Karla threw Willy a quick, slightly guilty glance, but Willy was in space, trying to keep aliens from destroying planet Earth.
“Duane’s walking down the road?” she said. “Are you sure it’s him—a lot of men look alike from the back.”
“I guess I know my own daddy; he’s been my daddy my whole life,” Julie said.
“I told you Pa-Pa was walking down the road,” Willy said, without taking his eyes from the TV screen. “You should apologize for calling me a liar.”
“I do apologize for calling you a liar,” Karla said. “I just hope I don’t have to call your mother something worse. There’s all kinds of dope available in those Oklahoma jails. I don’t think your mother’s lying but she could be hallucinating.”
“Momma, all I took was a little speed so I wouldn’t fall asleep driving and leave my children without a mother,” Julie said. “I’m not hallucinating! My daddy is walking down the road! Get it?”
“Then oil prices must have really tanked, or else some-body’s died,” Karla said, suddenly convinced. “There’d be no other reason why Duane would get out of his pickup and go walking down a road.”
“Momma, I wish you’d just ask him,” Julie said. “He hasn’t gone very far.”
“Oh, I mean to ask him,” Karla said. “What does he think he’s doing, scaring us this way?”
2
BEFORE LEAVING TO GO CHASE DOWN HER HUSBAND, Karla put in a call to Mildred-Jean Ennis at the beauty parlor—Mildred-Jean was the person to check with about sudden fatalities in the community, the reason being that her beauty parlor was right across the street from where they parked the local ambulance. Karla was so upset by the thought of Duane walking around in a norther that she felt a panic attack coming on—calling Mildred-Jean might be a way to keep herself on an ev
en keel until she found out what lay behind her husband’s strange behavior. When it came to local disturbances Mildred-Jean was at least as reliable as the Weather Channel was about the weather. It didn’t take ambulance-level emergencies to prompt her interest, either. She was a solid source of information about adulteries, and even mild flirtations seldom escaped her notice.
“My antennae are always out; that’s what antennae are for,” Mildred-Jean liked to say; besides that she was a psychic, who sometimes gave card readings when she wasn’t styling hair. Mildred-Jean hailed from Enid, Oklahoma, a garden spot by comparison with Thalia, in her opinion, but, unfortunately, she had ended up in Texas when her passionate romance with a crop duster named Woody suddenly lost altitude and deposited her on a dusty corner by Highway 79.
“Well, I just thought somebody might have died this morning,” Karla said. “Most people seem to die in the morning rather than the afternoon—I don’t know why that is.”
“Nope, nobody died—not that there ain’t two or three ignorant sons-of-bitches around here who deserve to have their asses killed.” She was thinking particularly of Woody, who lived a few blocks away with a redhead he had formed an unseemly relationship with.

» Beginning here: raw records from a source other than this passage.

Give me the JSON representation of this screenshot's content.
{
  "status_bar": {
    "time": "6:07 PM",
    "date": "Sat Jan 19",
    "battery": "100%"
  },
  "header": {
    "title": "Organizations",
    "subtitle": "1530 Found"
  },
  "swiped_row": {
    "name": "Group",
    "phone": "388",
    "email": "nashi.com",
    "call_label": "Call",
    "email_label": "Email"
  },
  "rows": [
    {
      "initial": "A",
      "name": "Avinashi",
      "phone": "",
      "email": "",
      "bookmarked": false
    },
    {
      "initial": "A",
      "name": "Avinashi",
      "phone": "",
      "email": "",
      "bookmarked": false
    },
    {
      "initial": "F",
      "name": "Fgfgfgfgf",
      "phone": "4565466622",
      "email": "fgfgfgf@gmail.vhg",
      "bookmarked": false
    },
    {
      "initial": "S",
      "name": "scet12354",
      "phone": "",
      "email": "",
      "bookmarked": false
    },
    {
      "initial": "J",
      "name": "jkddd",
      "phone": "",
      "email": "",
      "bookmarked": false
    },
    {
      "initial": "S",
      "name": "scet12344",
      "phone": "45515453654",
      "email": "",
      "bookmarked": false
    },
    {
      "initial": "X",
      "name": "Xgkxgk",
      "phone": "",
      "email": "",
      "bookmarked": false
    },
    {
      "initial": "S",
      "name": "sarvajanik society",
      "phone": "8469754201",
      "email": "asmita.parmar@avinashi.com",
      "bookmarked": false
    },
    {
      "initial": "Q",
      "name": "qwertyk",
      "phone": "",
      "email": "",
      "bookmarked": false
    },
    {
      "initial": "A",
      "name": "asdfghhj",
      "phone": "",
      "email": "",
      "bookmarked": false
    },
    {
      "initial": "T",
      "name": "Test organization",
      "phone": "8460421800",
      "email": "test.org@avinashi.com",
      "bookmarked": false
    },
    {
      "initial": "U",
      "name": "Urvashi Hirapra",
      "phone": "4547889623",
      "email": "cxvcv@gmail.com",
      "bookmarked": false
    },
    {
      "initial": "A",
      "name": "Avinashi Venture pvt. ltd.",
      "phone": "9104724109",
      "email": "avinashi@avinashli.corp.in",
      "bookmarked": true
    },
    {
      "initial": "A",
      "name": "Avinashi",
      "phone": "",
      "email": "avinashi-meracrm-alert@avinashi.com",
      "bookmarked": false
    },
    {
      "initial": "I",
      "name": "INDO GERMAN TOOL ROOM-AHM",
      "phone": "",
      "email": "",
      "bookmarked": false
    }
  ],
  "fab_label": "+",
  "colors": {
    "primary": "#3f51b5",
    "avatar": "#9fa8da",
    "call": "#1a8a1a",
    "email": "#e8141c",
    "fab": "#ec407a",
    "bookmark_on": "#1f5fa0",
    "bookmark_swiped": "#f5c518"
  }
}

“Well, I just wondered. Bye,” Karla said, and hung up. She didn’t want to give Mildred-Jean an opportunity to start in about Woody—hearing about other men’s treachery was not likely to help quell her panic attack, not while her husband, a male himself, was wandering the streets.
“Maybe aliens came down in a spaceship and took possession of Pa-Pa’s mind,” Willy offered, helpfully. He was resting his fingers again.
“It could be aliens but I bet it’s oil,” Karla said. She raced into her bedroom and shot the TV by her bed all the way up the cable to the Financial Channel, convinced that the Saudis had opened the floodgates at last, producing a tidal wave of oil that would drop the price of West Texas crude to around two dollars a barrel, ruining everybody in Texas, or at least everybody in Thalia. Anxiety about the Saudi tidal wave had been a constant in the oil patch for years; nobody knew when it would come but everyone agreed that once it did come, ruin would be complete: no more platinum AmEx cards, no more frequent-flier miles, no more fun trips to Las Vegas or Bossier City.